Analysis of HSP90 activity affecting the intracellular replication of RSV. (A) The effect of RSV infection on the expression of an RSV chaperone protein was analyzed by Western blotting. (B) A549 cells were transfected with CCR1 plasmid for 30 h, blocked with neutralizing antibodies of different concentrations for 30 min, and then infected with RSV for 24 h. The effects of CCR1 overexpression and anti-CCR1 neutralization antibody on CDC protein levels (representing the activity of HSP90) in A549 cells infected with RSV were detected by Western blotting. (C) Western blot analysis of CDC2 protein levels in A549 cells treated with the HSP90 inhibitor 17-AAG. A549 cells were pretreated with 17-AAG for 30 min and then infected with RSV for 24 h. (D and E) The effect of 17-AAG on RSV intracellular replication was analyzed by fluorescence microscopy (D) and Western blotting (E). (F) After CCR1-overexpressing A549 cells were treated with different concentrations of the CCL5 protein, the CDC2 protein level was detected by Western blotting. (G) The effect of CDC2 knockdown in A549 cells was verified by Western blotting. (H and I) The effect of CDC2 knockdown on RSV replication in A549 cells was analyzed by fluorescence microscopy (H) and Western blotting (I). (Unpaired t test: *, P < 0.05; **, P < 0.01; ***, P < 0.005; ****, P < 0.001).

Activation of CCR1 by CCL5 leads to the preferential recruitment of the adaptor Gαi, which regulates HSP90 activity to affect RSV replication.

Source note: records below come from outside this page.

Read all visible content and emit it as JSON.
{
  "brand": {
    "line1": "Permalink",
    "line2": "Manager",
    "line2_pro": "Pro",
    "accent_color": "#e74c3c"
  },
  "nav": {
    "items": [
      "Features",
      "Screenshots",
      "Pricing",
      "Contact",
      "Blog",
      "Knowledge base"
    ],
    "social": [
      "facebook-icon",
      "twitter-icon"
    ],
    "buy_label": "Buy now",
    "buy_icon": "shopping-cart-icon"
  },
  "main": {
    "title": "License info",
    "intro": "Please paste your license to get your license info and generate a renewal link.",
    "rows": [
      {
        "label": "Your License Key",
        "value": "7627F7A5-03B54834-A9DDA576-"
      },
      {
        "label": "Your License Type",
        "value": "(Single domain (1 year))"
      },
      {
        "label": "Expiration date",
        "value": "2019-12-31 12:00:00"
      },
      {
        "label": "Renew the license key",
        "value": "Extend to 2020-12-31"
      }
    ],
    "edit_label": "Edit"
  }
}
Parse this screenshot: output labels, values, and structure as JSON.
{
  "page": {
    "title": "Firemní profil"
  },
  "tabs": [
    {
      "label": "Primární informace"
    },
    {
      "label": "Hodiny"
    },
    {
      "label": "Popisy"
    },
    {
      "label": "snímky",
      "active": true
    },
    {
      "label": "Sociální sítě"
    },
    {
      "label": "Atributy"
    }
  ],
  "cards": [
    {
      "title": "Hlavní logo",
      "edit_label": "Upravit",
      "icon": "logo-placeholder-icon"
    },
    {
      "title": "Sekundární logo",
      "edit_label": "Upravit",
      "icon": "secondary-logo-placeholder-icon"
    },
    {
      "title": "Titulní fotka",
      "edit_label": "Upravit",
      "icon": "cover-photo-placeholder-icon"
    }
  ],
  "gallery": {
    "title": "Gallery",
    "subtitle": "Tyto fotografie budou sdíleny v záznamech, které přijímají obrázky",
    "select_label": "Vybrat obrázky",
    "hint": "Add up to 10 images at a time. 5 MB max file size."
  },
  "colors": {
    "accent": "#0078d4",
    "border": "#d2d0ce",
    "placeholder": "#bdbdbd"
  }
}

To further study the possible molecular mechanism by which CCR1 inhibits HSP90 activity, we needed to understand the process through which the chemokine receptor CCR1 is activated. CCR1 belongs to the seven-transmembrane G protein-coupled receptor (GPCR) family. The activation of GPCRs depends on agonists in the extracellular environment, particularly those that preferentially recognize intracellular effectors to induce signaling farther downstream. The most common effectors in cells are adaptor G proteins or β-arrestin (β-arr) (12). Therefore, in this study, A549 cells were cotransfected with CCR1, Gαi, or β-arrestin 2 recombinant plasmids for 24 h and then stimulated with CCL5 protein. By confocal microscopy, we observed that CCR1 colocalized with the adaptors Gαi and β-arrestin 2 following CCL5 treatment and that colocalization with Gαi is more obvious (see Fig. S1A and B in the supplemental material). However, under the same conditions, we performed coimmunoprecipitation (co-IP) and found that CCR1 derived from transfected A549 cells bound more Gαi and HSP90 and less β-arrestin 2 than the CCR1 derived from CCL5-deficient control cells (Fig. 6A and B), suggesting that CCR1 activated by CCL5 preferentially recruits Gαi and not β-arrestin 2. A549 cells were cotransfected with CCR1 and Gαi plasmids for 24 h and then infected with RSV. CDC2 in the CCR1 and Gαi cotransfection group was significantly lower than that in the Gαi overexpression group alone (Fig. 6C). It was inferred that activated CCR1 may recruit Gαi and inhibit viral replication by affecting CDC2. So to determine whether Gαi is related to CDC2, we then knocked down Gαi. As expected, when Gαi was knocked down, the CDC2 expression level was increased, and we can thus infer that Gαi might be negatively correlated with the CDC2 protein level (which represents HSP90 activity) after RSV stimulation (Fig. 6D); a similar result was obtained after CCL5 protein treatment (Fig. 6E). Interestingly, the ERK phosphorylation level was not related to Gαi but was positively correlated with β-arrestin 2 (Fig. 6C). All of these results indicated that activated CCR1 preferentially recruits Gαi to inhibit RSV replication by regulating HSP90 activation in a mechanism independent of the ERK pathway. Although another adaptor, β-arrestin 2, might promote HSP90 activity by activating ERK kinase, β-arrestin 2 was rarely recruited by CCL5-activated CCR1.

FIG 6.

Gαi negatively regulates HSP90 activity after recruitment and activation. (A to C) After overexpression of CCR1 and Gαi or β-arrestin 2, the interaction between HSP90 and Gαi or β-arrestin 2 in A549 cells treated with CCL5 was detected by co-IP (A and B), or the expression levels of CDC2, p-ERK, and RSV-M2 in A549 cells stimulated with RSV were detected by Western blotting (C). (D and E) Following CCR1 overexpression and Gαi knockdown, A549 cells were infected with RSV, and the expression levels of CDC2, p-ERK, and RSV-M2 were detected by Western blotting (D), or A549 cells were treated with CCL5, and the expression level of CDC2 was detected by Western blotting (E). A549 cells were transfected with CCR1, Gαi, and β-arrestin 2 plasmids or siRNA for 30 h and then stimulated with CCL5 protein or RSV for 24 h. (Unpaired t test: *, P < 0.05; **, P < 0.01; ***, P < 0.005; ****, P < 0.001).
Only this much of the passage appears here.